First, on January 16, 2024, Governor Kathy Hochul announced her annual executive budget proposal. In that proposal, the Governor proposed an amendment to NYLL § 198 that would make clear that liquidated damages are not available or applicable under § 191 so long as the manual worker was paid “in accordance with the agreed terms of employment, but not less frequently than semi-monthly.” If enacted, the amendment would effectively remove the primary incentive for plaintiffs’ side employment lawyers and manual workers to pursue frequency of pay lawsuits in court.

Then, on January 17, 2024, a New York State intermediate appellate court (the Second Appellate Department) concluded that the “reasoning of Vega” was incorrect and, thus, that NYLL § 191 does not confer a private right of action on manual workers. Specifically, the court found that NYLL § 198(1-a) addresses nonpayment and underpayment of wages – not frequency of payment – and that the payment of full wages bi-weekly (rather than weekly under § 191) does not constitute nonpayment or underpayment of wages. On that basis, the court determined that liquidated damages are not available under § 191 because § 198(1-a) contemplates liquidated damages as recovery for nonpayment and underpayment of wages.

In its ruling, the court underscored that violations of the NYLL resulting in a reduction of wages do not automatically fall within the purview of § 198(1-a) and emphasized that the legislative history of § 198(1-a) focuses on remedying the failure to pay wages, not the frequency or timing of payment. The court ultimately concluded that there is no express or inferred private right of action under § 198(1-a) for liquidated damages, attorneys’ fees, or prejudgment interest for manual workers not paid in compliance with § 191. This decision is binding on state courts located in Nassau, Suffolk, Westchester, Kings, Queens, Richmond, Rockland, Orange, Dutchess, and Putnam counties.
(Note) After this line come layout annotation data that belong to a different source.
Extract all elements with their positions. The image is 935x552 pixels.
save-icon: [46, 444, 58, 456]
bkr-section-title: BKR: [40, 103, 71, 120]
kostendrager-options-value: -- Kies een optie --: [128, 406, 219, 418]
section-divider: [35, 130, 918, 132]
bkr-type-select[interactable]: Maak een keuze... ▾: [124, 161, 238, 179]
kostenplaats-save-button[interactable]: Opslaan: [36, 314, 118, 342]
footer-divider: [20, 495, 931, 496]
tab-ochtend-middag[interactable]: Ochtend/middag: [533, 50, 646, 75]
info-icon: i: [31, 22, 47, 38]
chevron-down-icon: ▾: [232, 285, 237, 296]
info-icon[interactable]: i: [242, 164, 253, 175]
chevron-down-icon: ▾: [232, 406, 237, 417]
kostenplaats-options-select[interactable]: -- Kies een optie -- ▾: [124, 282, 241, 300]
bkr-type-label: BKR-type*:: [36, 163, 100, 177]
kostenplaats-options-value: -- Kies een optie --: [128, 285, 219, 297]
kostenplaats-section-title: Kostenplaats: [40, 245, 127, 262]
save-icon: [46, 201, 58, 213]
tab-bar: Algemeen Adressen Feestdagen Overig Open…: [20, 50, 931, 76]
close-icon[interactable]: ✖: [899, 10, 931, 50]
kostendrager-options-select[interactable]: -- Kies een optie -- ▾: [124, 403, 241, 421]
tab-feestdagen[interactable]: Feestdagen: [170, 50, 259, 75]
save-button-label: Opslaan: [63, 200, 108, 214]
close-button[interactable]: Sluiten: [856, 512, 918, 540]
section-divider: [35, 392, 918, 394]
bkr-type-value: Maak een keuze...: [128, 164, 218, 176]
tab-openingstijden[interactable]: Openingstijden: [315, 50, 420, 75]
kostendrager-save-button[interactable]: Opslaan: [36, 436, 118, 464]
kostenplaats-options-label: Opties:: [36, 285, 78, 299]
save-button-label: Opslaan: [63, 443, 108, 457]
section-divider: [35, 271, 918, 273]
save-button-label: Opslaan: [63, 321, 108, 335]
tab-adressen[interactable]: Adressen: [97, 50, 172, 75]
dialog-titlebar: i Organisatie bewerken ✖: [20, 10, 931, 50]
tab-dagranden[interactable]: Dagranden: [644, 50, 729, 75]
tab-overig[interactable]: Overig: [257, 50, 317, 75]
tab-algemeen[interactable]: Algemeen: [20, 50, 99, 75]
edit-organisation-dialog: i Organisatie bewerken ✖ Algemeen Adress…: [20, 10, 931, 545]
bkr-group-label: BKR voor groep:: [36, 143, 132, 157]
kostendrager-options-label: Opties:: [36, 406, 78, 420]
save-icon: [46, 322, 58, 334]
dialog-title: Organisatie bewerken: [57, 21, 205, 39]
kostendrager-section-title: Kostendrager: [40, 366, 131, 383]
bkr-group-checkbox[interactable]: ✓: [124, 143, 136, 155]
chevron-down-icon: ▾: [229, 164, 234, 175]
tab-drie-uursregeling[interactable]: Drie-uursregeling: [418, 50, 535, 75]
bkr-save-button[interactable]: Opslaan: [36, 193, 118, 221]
While there is not yet complete judicial or legislative consensus as to frequency of pay claims under NYLL § 191, employers should be cautiously optimistic about these recent developments and the future viability of such claims. Given that there now exists a split between Appellate Departments as to whether a private right of action exists under § 191, there is at least a reasonable likelihood that the New York Court of Appeals, which is the state’s highest court, will weigh in and provide a final answer on this issue. In the meantime, however, the Second Department’s decision, together with Governor Hochul’s proposal, gives employers additional ammunition when defending against threatened or pending frequency of pay claims. We will continue to monitor for updates concerning these issues.